Tuesday, October 09, 2007

Cool Old Things Versus Cool Modern Things


Recently I’ve been thinking about cool old things versus cool modern things. Specifically, I’ve been thinking about binoculars and telescopes.

The coolest binoculars on the market right now are Canon’s 18x50 IS binoculars. They require batteries. They need batteries because although 18x is kind of high power for that aperture, the binoculars compensate for the power by using dynamic image stabilization mechanisms. When you look at something and focus, you then press the IS button and high-tech micro-electronics apply tiny motions to the prisms inside the binoculars to keep the view you see rock-steady. Every user report I’ve read says the technology works great and has completely eliminated the need for a tripod when using the binoculars for astronomy. That’s pretty cool.

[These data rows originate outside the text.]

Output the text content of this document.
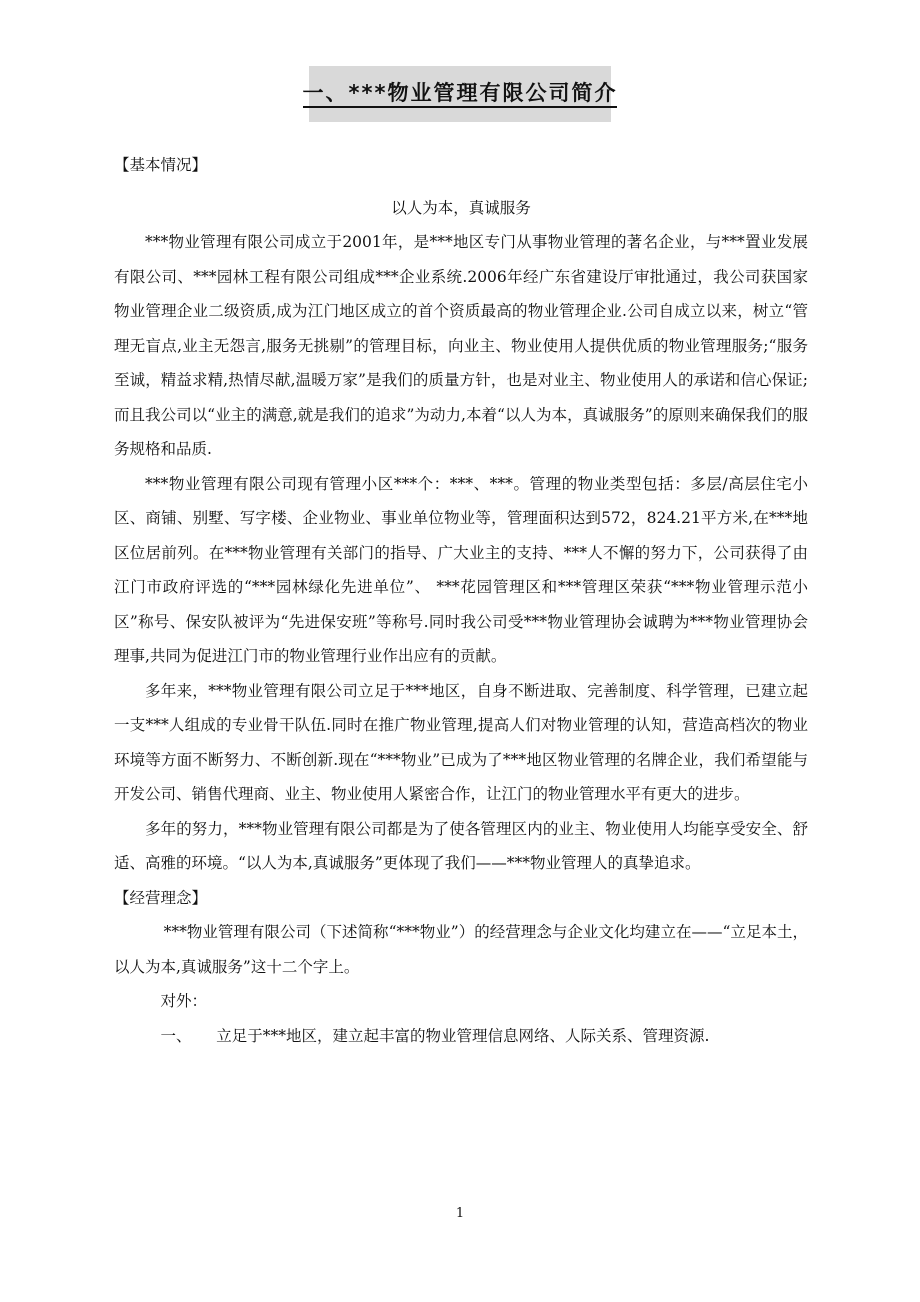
一、***物业管理有限公司简介

【基本情况】

以人为本，真诚服务

***物业管理有限公司成立于2001年，是***地区专门从事物业管理的著名企业，与***置业发展有限公司、***园林工程有限公司组成***企业系统.2006年经广东省建设厅审批通过，我公司获国家物业管理企业二级资质,成为江门地区成立的首个资质最高的物业管理企业.公司自成立以来，树立“管理无盲点,业主无怨言,服务无挑剔”的管理目标，向业主、物业使用人提供优质的物业管理服务;“服务至诚，精益求精,热情尽献,温暖万家”是我们的质量方针，也是对业主、物业使用人的承诺和信心保证;而且我公司以“业主的满意,就是我们的追求”为动力,本着“以人为本，真诚服务”的原则来确保我们的服务规格和品质.

***物业管理有限公司现有管理小区***个：***、***。管理的物业类型包括：多层/高层住宅小区、商铺、别墅、写字楼、企业物业、事业单位物业等，管理面积达到572，824.21平方米,在***地区位居前列。在***物业管理有关部门的指导、广大业主的支持、***人不懈的努力下，公司获得了由江门市政府评选的“***园林绿化先进单位”、 ***花园管理区和***管理区荣获“***物业管理示范小区”称号、保安队被评为“先进保安班”等称号.同时我公司受***物业管理协会诚聘为***物业管理协会理事,共同为促进江门市的物业管理行业作出应有的贡献。

多年来，***物业管理有限公司立足于***地区，自身不断进取、完善制度、科学管理，已建立起一支***人组成的专业骨干队伍.同时在推广物业管理,提高人们对物业管理的认知，营造高档次的物业环境等方面不断努力、不断创新.现在“***物业”已成为了***地区物业管理的名牌企业，我们希望能与开发公司、销售代理商、业主、物业使用人紧密合作，让江门的物业管理水平有更大的进步。

多年的努力，***物业管理有限公司都是为了使各管理区内的业主、物业使用人均能享受安全、舒适、高雅的环境。“以人为本,真诚服务”更体现了我们——***物业管理人的真挚追求。

【经营理念】

***物业管理有限公司（下述简称“***物业”）的经营理念与企业文化均建立在——“立足本土，以人为本,真诚服务”这十二个字上。

对外：

一、 立足于***地区，建立起丰富的物业管理信息网络、人际关系、管理资源.

1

The coolest telescopes on the market right now are in Meade’s RCX line. They need to be plugged in. They require power because not only does the telescope mount use electric motors to move the telescope around in altitude and azimuth, but the telescope itself uses micro-electronics to shift the secondary mirror forward and back to focus the telescope. Since everything is computerized—the mount uses GPS signals to help calibrate its GOTO mechanism—even collimating the mirrors is automated. With everything under computer control, astrophotographers can define and return to precise image settings from session to session. That’s pretty cool.

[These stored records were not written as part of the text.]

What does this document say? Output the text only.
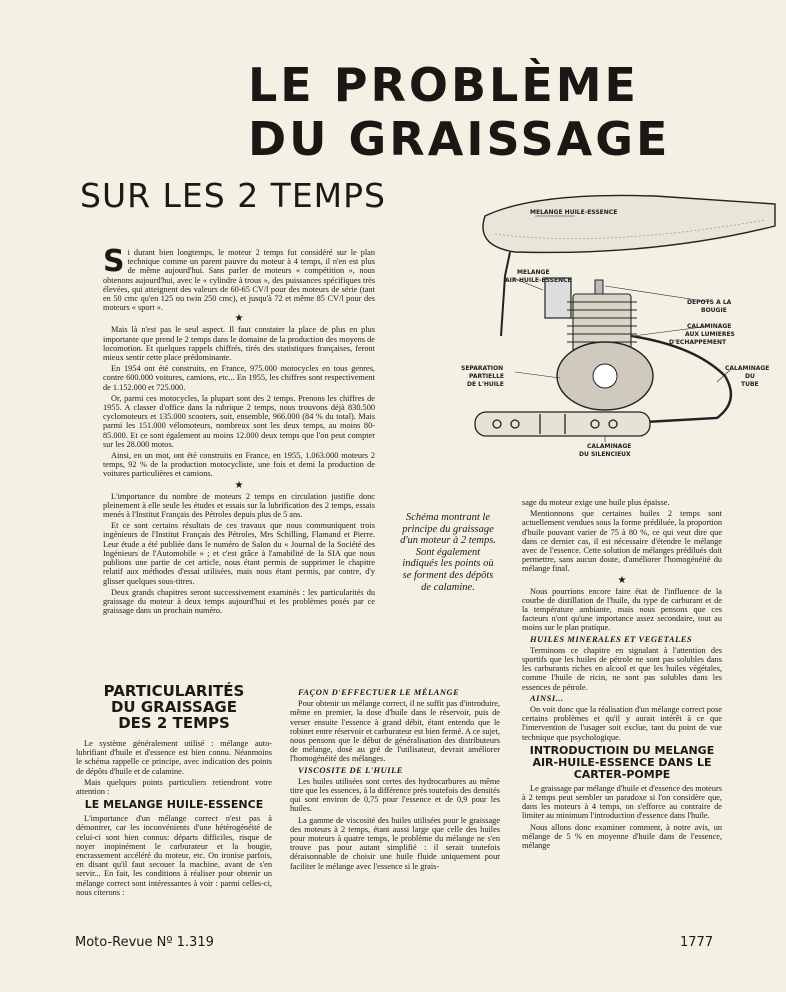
LE PROBLÈME
DU GRAISSAGE
SUR LES 2 TEMPS	MELANGE HUILE-ESSENCE
MELANGE
AIR-HUILE-ESSENCE
DEPOTS A LA
BOUGIE
CALAMINAGE
AUX LUMIERES
D'ECHAPPEMENT
SEPARATION
PARTIELLE
DE L'HUILE
CALAMINAGE
DU
TUBE
CALAMINAGE
DU SILENCIEUX

Si durant bien longtemps, le moteur 2 temps fut considéré sur le plan technique comme un parent pauvre du moteur à 4 temps, il n'en est plus de même aujourd'hui. Sans parler de moteurs « compétition », nous obtenons aujourd'hui, avec le « cylindre à trous », des puissances spécifiques très élevées, qui atteignent des valeurs de 60-65 CV/l pour des moteurs de série (tant en 50 cmc qu'en 125 ou twin 250 cmc), et jusqu'à 72 et même 85 CV/l pour des moteurs « sport ».

★

Mais là n'est pas le seul aspect. Il faut constater la place de plus en plus importante que prend le 2 temps dans le domaine de la production des moyens de locomotion. Et quelques rappels chiffrés, tirés des statistiques françaises, feront mieux sentir cette place prédominante.

En 1954 ont été construits, en France, 975.000 motocycles en tous genres, contre 600.000 voitures, camions, etc... En 1955, les chiffres sont respectivement de 1.152.000 et 725.000.

Or, parmi ces motocycles, la plupart sont des 2 temps. Prenons les chiffres de 1955. A classer d'office dans la rubrique 2 temps, nous trouvons déjà 830.500 cyclomoteurs et 135.000 scooters, soit, ensemble, 966.000 (84 % du total). Mais parmi les 151.000 vélomoteurs, nombreux sont les deux temps, au moins 80-85.000. Et ce sont également au moins 12.000 deux temps que l'on peut compter sur les 28.000 motos.

Ainsi, en un mot, ont été construits en France, en 1955, 1.063.000 moteurs 2 temps, 92 % de la production motocycliste, une fois et demi la production de voitures particulières et camions.

★

L'importance du nombre de moteurs 2 temps en circulation justifie donc pleinement à elle seule les études et essais sur la lubrification des 2 temps, essais menés à l'Institut Français des Pétroles depuis plus de 5 ans.

Et ce sont certains résultats de ces travaux que nous communiquent trois ingénieurs de l'Institut Français des Pétroles, Mrs Schilling, Flamand et Pierre. Leur étude a été publiée dans le numéro de Salon du « Journal de la Société des Ingénieurs de l'Automobile » ; et c'est grâce à l'amabilité de la SIA que nous publions une partie de cet article, nous étant permis de supprimer le chapitre relatif aux méthodes d'essai utilisées, mais nous étant permis, par contre, d'y glisser quelques sous-titres.

Deux grands chapitres seront successivement examinés : les particularités du graissage du moteur à deux temps aujourd'hui et les problèmes posés par ce graissage dans un prochain numéro.

Schéma montrant le principe du graissage d'un moteur à 2 temps. Sont également indiqués les points où se forment des dépôts de calamine.

sage du moteur exige une huile plus épaisse.

Mentionnons que certaines huiles 2 temps sont actuellement vendues sous la forme prédiluée, la proportion d'huile pouvant varier de 75 à 80 %, ce qui veut dire que dans ce dernier cas, il est nécessaire d'étendre le mélange avec de l'essence. Cette solution de mélanges prédilués doit permettre, sans aucun doute, d'améliorer l'homogénéité du mélange final.

★

Nous pourrions encore faire état de l'influence de la courbe de distillation de l'huile, du type de carburant et de la température ambiante, mais nous pensons que ces facteurs n'ont qu'une importance assez secondaire, tout au moins sur le plan pratique.

HUILES MINERALES ET VEGETALES

Terminons ce chapitre en signalant à l'attention des sportifs que les huiles de pétrole ne sont pas solubles dans les carburants riches en alcool et que les huiles végétales, comme l'huile de ricin, ne sont pas solubles dans les essences de pétrole.

AINSI...

On voit donc que la réalisation d'un mélange correct pose certains problèmes et qu'il y aurait intérêt à ce que l'intervention de l'usager soit exclue, tant du point de vue technique que psychologique.

INTRODUCTIOIN DU MELANGE AIR-HUILE-ESSENCE DANS LE CARTER-POMPE

Le graissage par mélange d'huile et d'essence des moteurs à 2 temps peut sembler un paradoxe si l'on considère que, dans les moteurs à 4 temps, on s'efforce au contraire de limiter au minimum l'introduction d'essence dans l'huile.

Nous allons donc examiner comment, à notre avis, un mélange de 5 % en moyenne d'huile dans de l'essence, mélange

PARTICULARITÉS DU GRAISSAGE DES 2 TEMPS

Le système généralement utilisé : mélange auto-lubrifiant d'huile et d'essence est bien connu. Néanmoins le schéma rappelle ce principe, avec indication des points de dépôts d'huile et de calamine.

Mais quelques points particuliers retiendront votre attention :

LE MELANGE HUILE-ESSENCE

L'importance d'un mélange correct n'est pas à démontrer, car les inconvénients d'une hétérogénéité de celui-ci sont bien connus: départs difficiles, risque de noyer inopinément le carburateur et la bougie, encrassement accéléré du moteur, etc. On ironise parfois, en disant qu'il faut secouer la machine, avant de s'en servir... En fait, les conditions à réaliser pour obtenir un mélange correct sont intéressantes à voir : parmi celles-ci, nous citerons :

FAÇON D'EFFECTUER LE MÉLANGE

Pour obtenir un mélange correct, il ne suffit pas d'introduire, même en premier, la dose d'huile dans le réservoir, puis de verser ensuite l'essence à grand débit, étant entendu que le robinet entre réservoir et carburateur est bien fermé. A ce sujet, nous pensons que le début de généralisation des distributeurs de mélange, dosé au gré de l'utilisateur, devrait améliorer l'homogénéité des mélanges.

VISCOSITE DE L'HUILE

Les huiles utilisées sont certes des hydrocarbures au même titre que les essences, à la différence près toutefois des densités qui sont environ de 0,75 pour l'essence et de 0,9 pour les huiles.

La gamme de viscosité des huiles utilisées pour le graissage des moteurs à 2 temps, étant aussi large que celle des huiles pour moteurs à quatre temps, le problème du mélange ne s'en trouve pas pour autant simplifié : il serait toutefois déraisonnable de choisir une huile fluide uniquement pour faciliter le mélange avec l'essence si le grais-

Moto-Revue Nº 1.319	1777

This is all techno-sexy and if I had a lot of disposable income I’d probably be a happy owner of the high-tech binoculars and telescopes. But they are certainly different from what I’m using now.

The telescope I’m using now is the same telescope my parents purchased for me back in 1968 or ’69. It was the first really good thing I ever owned. Optical systems built around lenses don’t really degrade if you refrain from using them to do things like hitting people on the head. My telescope is generally as good today as it was almost forty years ago. Of course, modern refractors are better color-corrected and modern eye pieces are better designed. But my telescope works as well today as when I was a kid. In fact, the telescopes works better, since I’m more familiar with the sky and can operate the telescope better.

The binoculars I’m using now are about thirty-five years old. My dad bought them when he and I were on our way to Wisconsin on a fishing trip. Like telescopes, if you don’t use binoculars to hit someone over the head, there’s little that will degrade over time. They still function great.

But what about modern binoculars and telescopes?

There is an acronym close to the heart of everyone who has worked in the computer business: MTBF   The letters stand for “mean time between failure.” Computers always break down. There’s never a question that computers will break down. Computer professionals distinguish between good and bad systems, however, by their MTBF. Bad systems will break down more often and more quickly than good systems.

Canon’s binoculars and Meade’s telescopes are built around microelectronics. There’s no question the equipment will fail. The question is, how long will it function before it fails? In the product documentation I’ve read the companies don’t address this.

A second, related, issue is, what happens ten years from now? Twenty years from now? Will the micro-electronic components at the heart of these high tech systems still be manufactured? Will ‘repair’ even be an option or will people simply be advised to purchase new equipment?

And is that a bad thing?

I don’t know.

I wrote six novels using the original Macintosh and its follow-on computer models. That hardware and software architecture doesn’t exist any more. For the most part, it is simply easier for me to use printouts and re-type the manuscripts than it is for me to track down some specialty shop that takes old disks and reads them, recognizes old software formats and translates them.

Computers make almost everything easier. They transform almost everything that once was regarded as a kind of chore into something like a kind of pleasure. The price for this transformation is constant change. Disconnection from the past. Not only constant residence in the present, but constant embrace of what is coming.

Is that a bad thing?

I don’t know.

I type fast and I make little corrections as I go so I don’t really mind re-typing old manuscripts. I enjoy high tech stuff so I don’t mind the constant turn-over of equipment.

But I’m aware this is a very different world we’ve created, very different than the world thousands of previous generations of human beings have lived in and I wonder if the techno-sexy consequences all will be benign.